WO2020188425A1

WO2020188425A1 - Method for balancing datasets of multi-class instance data

Info

Publication number: WO2020188425A1
Application number: PCT/IB2020/052251
Authority: WO
Inventors: Colin Brown
Original assignee: Wrnch Inc.
Priority date: 2019-03-15
Filing date: 2020-03-12
Publication date: 2020-09-24
Also published as: CA3036847A1

Abstract

This disclosure describes a method for balancing datasets of instances in which each instancemay be labelled by a sequence, plurality or distribution of class labels. The disclosure includesperforming stochastic under-sampling (removal of dataset instances) and oversampling(replication of dataset instances) based on the distribution of classes in each instance, tominimize the ratio between the sizes of the minority class (i.e. class labelling the fewest framesacross all instances) and the majority class (i.e. class labelling the most frames across allinstances).

Description

METHOD FOR BALANCING DATASETS OF MULTI-CLASS INSTANCE DATA

FIELD

[001] This disclosure relates to methods for balancing datasets of multi-class-labelled instances of data, which may be sequential.

BACKGROUND

[002] Trained classifiers are often sensitive to the distribution of labels in the training set but acquiring or creating class-balanced datasets can be challenging. The problem is exacerbated in the multi-class case when there exist more than two classes from which to choose.

[003] In many training databases for machine learning tasks that operate over sequential data, (e.g. human activity recognition, speech recognition), individual training instances are encoded as sequences of frames (or time-samples, elements, etc.), which each have a class label. For example, in the case of activity recognition from video, each frame of a labelled training video may be associated with an activity class representing the activity of a person in that frame. In general, each training instance may be associated with a sequence of class labels, which may be summarized as a distribution of labels for that training instance.

[004] In the case of sequentially labelled training instances, traditional methods for managing class imbalance, for example oversampling, under-sampling or SMOTE (Synthetic Minority Over-sampling Technique), may fail as these methods typically rely on the assumption that each instance is associated with a single label. In attempt to satisfy this assumption, sequential instances may be split into sub-sequences of uniform class labels, however 1) contextual and class-transition information that may be important for training could be lost and 2) instances may be broken into sub-sequences of varying lengths, which may be unsuitable or undesirable for the given training task.

SUMMARY

[005] This disclosure describes a method for balancing datasets of instances in which each instance may be labelled by a sequence, plurality or distribution of class labels. The disclosure includes performing stochastic under-sampling (removal of dataset instances) and oversampling (replication of dataset instances) based on the distribution of classes in each instance, to minimize the ratio between the sizes of the minority class (i.e. class labelling the fewest frames across all instances) and the majority class (i.e. class labelling the most frames across all instances).

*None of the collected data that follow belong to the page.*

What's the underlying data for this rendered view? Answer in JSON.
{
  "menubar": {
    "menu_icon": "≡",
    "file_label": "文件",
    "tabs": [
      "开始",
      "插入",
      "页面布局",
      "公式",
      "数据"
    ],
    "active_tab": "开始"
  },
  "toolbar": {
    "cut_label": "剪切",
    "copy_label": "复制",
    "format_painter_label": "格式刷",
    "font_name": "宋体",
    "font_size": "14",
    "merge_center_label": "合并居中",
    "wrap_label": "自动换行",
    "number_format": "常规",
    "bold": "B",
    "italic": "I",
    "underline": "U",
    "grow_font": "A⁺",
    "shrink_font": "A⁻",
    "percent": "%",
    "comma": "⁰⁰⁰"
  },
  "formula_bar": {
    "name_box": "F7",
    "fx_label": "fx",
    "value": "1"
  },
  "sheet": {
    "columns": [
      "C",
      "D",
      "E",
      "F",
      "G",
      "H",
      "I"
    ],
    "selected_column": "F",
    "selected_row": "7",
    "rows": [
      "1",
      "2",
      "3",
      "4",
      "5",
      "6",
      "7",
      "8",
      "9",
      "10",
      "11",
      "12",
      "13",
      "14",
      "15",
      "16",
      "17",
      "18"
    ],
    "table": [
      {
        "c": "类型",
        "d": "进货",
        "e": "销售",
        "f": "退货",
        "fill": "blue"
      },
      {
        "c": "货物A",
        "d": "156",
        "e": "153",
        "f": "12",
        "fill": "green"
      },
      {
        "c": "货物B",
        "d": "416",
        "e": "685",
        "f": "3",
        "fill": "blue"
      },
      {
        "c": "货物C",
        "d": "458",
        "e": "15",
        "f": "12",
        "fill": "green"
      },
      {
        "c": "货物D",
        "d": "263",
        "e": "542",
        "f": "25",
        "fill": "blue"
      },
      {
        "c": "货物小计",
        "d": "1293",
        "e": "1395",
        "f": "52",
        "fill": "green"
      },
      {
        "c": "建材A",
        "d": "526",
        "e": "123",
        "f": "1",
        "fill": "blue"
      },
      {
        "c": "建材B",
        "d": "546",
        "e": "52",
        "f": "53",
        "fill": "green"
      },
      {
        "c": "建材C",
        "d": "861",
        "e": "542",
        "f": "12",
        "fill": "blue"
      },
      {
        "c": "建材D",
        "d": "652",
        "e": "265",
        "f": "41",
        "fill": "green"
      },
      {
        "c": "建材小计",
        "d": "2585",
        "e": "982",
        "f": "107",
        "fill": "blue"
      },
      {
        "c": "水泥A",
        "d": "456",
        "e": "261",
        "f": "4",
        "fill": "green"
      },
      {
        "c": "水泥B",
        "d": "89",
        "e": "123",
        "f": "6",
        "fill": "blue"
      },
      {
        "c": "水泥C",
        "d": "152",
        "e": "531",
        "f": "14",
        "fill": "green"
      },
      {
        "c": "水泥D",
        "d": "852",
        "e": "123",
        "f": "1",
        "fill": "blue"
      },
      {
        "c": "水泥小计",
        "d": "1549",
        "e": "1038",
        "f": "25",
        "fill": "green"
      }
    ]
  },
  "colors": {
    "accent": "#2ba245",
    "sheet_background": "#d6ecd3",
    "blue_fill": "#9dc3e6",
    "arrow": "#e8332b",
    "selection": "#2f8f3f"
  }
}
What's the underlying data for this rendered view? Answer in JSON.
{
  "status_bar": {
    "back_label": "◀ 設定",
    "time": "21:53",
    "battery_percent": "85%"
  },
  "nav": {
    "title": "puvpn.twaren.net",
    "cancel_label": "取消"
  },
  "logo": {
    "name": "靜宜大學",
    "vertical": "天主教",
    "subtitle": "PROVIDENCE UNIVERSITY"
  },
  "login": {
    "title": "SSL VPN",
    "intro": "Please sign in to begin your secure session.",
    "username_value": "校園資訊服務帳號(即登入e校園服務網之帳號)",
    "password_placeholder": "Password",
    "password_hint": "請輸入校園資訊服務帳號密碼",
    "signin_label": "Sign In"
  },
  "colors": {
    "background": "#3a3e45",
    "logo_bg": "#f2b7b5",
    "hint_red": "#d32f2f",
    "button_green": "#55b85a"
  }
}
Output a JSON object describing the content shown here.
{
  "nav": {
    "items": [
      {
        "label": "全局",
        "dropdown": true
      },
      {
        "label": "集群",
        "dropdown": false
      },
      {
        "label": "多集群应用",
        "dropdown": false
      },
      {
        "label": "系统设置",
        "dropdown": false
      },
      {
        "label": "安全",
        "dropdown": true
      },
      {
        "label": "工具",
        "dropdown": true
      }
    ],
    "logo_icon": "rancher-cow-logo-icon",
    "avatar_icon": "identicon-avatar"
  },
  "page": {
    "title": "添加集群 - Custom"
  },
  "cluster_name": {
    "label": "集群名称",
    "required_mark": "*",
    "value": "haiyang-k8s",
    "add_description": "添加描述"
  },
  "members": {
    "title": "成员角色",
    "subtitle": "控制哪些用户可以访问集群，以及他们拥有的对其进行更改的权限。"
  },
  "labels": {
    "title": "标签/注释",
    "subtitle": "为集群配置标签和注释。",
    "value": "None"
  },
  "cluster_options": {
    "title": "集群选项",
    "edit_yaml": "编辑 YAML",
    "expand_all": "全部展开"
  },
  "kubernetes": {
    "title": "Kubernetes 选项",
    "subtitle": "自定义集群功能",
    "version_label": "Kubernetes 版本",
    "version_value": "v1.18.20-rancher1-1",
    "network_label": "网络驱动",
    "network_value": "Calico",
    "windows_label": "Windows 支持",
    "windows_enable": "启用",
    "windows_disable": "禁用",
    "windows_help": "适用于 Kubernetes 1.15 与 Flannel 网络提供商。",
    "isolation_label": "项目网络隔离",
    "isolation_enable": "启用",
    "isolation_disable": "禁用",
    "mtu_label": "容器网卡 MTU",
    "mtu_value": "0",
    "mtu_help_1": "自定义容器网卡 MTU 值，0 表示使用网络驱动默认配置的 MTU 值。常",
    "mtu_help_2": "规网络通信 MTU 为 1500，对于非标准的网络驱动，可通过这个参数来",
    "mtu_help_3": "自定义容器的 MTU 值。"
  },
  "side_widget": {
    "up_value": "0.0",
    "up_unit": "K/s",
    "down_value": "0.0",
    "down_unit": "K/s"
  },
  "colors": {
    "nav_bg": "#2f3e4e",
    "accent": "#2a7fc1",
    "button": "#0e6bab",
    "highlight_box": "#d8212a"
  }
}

BRIEF DESCRIPTION OF THE DRAWINGS

[006] Figure 1 is a representation of class instances within several training instances.

DETAILED DESCRIPTION

[007] The method for balancing datasets of instances may proceed in two stages: 1) oversampling and 2) under-sampling. Oversampling may be performed prior to under-sampling in order to reduce the loss of unique, original instances. In some cases under-sampling may result in the removal of all replicas of a specific instance. Depending on the requirements of the application, such as a limit on the number of instances, these two stages may be repeated, such as in an interleaved manner or sequential manner. Also depending on the requirements of the application, only one stage may be performed. For example, if it is desirable to train on a smaller dataset, the under-sampling stage may be performed without performing oversampling.

[008] Each of the two stages may comprise a number of repeated rounds. Within each round, a sequence of steps may be performed, which may include 1) determination of the minority class (for oversampling) or majority class (for under-sampling) in the current dataset, 2) stochastic sampling of one or more instances in the dataset, weighted by the count of that class in each instance, 3) replication (for oversampling) or deletion (for under-sampling) of those selected instances in the dataset. The count of a class may be the number of frames associated with that class in the dataset. These steps are described below in more detail.

[009] After performing this method on a dataset, the dataset may be used as a Raining set for a machine learning system. Typically, training sets contain thousands or more instances, each potentially labelled with multiple classes. After applying this method, there can be assurance that the difference in frequency between the minority class appearing the fewest times in the dataset and the majority class appearing the most times is within a specified limit. In other words, tire proportions of the classes that appear in the dataset are more consistent. This can assist with the training of the machine learning systems, which will either fail or not work as desired for classes which do not appear frequently enough within the training dataset.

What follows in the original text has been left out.